The gpu usage is almost 100% all time for both 2 gpu case and 4 gpu case. From my assumption, the throughtput should be linear with the computation usage.

The phenomenon exists for different parallel methods including data-parallel, shard-parallel and pipeshard-parallel.

merrymercy commented 1 year ago

Could you share your scripts? Did you increase the batch size when you increase the number of devices?

frankxyy commented 1 year ago

@merrymercy

https://gist.github.com/frankxyy/efbb128fc41b5f11ae756874ec73b28c

Hi @merrymercy , this is the script I used for training, which is a modified vesion of the vit example script in the official repository. The dataset used is imagenette.

This is the training command:

NCCL_SOCKET_IFNAME=bond0 XLA_PYTHON_CLIENT_PREALLOCATE=false CUDA_VISIBLE_DEVICES=4,5,6,7  python run_image_classification.py \
    --output_dir ./vit-base-patch16-imagenette \
    --train_dir="/home/xuyangyang/imagenette2/train" \
    --validation_dir="/home/xuyangyang/imagenette2/val" \
    --num_train_epochs 50 \
    --num_micro_batches 1 \
    --learning_rate 1e-3 \
    --per_device_train_batch_size 6 \
    --per_device_eval_batch_size 2 \
    --overwrite_output_dir \
    --preprocessing_num_workers 2 \
    --num_devices_per_node 4 \
    --num_of_nodes 1 \
    --model_name_or_path google/vit-base-patch16-224-in21k

When refering to more gpus, the num_devices_per_node argument is modified. From my assumption, the global batch size is also modified with the modification of num_devices_per_node.

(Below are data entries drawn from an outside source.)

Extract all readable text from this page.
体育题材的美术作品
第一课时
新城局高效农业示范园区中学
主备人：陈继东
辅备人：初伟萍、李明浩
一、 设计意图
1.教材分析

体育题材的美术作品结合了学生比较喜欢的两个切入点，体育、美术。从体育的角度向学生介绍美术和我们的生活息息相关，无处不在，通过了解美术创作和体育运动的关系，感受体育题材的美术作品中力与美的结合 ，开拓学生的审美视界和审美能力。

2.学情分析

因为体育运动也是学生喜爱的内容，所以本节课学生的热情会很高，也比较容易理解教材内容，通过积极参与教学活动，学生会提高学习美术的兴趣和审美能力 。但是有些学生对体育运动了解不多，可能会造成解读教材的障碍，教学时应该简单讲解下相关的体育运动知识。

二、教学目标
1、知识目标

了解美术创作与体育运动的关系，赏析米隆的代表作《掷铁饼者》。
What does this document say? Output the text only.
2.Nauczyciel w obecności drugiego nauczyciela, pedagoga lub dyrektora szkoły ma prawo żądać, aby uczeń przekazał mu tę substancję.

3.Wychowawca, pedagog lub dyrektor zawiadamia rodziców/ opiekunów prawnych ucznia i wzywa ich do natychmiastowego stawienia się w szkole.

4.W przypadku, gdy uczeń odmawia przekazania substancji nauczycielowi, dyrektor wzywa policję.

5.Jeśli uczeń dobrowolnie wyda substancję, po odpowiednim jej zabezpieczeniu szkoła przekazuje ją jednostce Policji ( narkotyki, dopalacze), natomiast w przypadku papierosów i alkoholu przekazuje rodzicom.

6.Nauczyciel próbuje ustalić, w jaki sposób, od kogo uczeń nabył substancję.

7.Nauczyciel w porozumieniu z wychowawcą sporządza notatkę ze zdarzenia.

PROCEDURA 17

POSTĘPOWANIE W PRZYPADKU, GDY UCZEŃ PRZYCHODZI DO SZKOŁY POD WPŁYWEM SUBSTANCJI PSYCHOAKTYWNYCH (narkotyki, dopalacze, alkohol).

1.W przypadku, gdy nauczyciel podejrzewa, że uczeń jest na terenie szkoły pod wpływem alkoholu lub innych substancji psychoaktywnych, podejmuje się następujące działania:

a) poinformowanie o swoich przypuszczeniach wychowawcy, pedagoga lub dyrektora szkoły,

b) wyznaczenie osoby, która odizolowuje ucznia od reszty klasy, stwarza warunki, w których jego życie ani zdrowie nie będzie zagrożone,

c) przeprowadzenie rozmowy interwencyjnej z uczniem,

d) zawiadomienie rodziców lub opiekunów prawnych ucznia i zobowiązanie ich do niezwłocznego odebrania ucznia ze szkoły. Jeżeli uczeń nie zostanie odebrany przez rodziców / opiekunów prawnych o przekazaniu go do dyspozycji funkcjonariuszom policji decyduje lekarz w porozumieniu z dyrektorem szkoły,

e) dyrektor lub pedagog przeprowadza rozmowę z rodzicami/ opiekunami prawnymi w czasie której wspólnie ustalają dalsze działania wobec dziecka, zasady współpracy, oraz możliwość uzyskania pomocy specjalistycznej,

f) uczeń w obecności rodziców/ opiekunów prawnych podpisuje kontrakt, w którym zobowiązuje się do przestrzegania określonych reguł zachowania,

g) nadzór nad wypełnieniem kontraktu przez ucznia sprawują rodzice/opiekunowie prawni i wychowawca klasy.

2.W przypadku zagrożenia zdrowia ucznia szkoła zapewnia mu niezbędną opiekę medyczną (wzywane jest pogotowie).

Feeling truly confused about this problem, willing to receive your analysis.

dumpmemory commented 1 year ago

I have the similar experiments but from NLP. I have run the opt example with 1.3b gpt-neo. with one node 8 2080ti gpus, it is Throughput: 3664.00 token/s, 3.74 TFLOP/s. When i scaled to 8 node (8*8 64 gpus), it became to Throughput: 6703.90 token/s, 0.86 TFLOP/s. The node info from ray dashboard as following.

Screen Shot 2022-12-29 at 12 39 14 AM

Is there any way i can found the bottleneck ? currently, i might say the internet speed is the reason?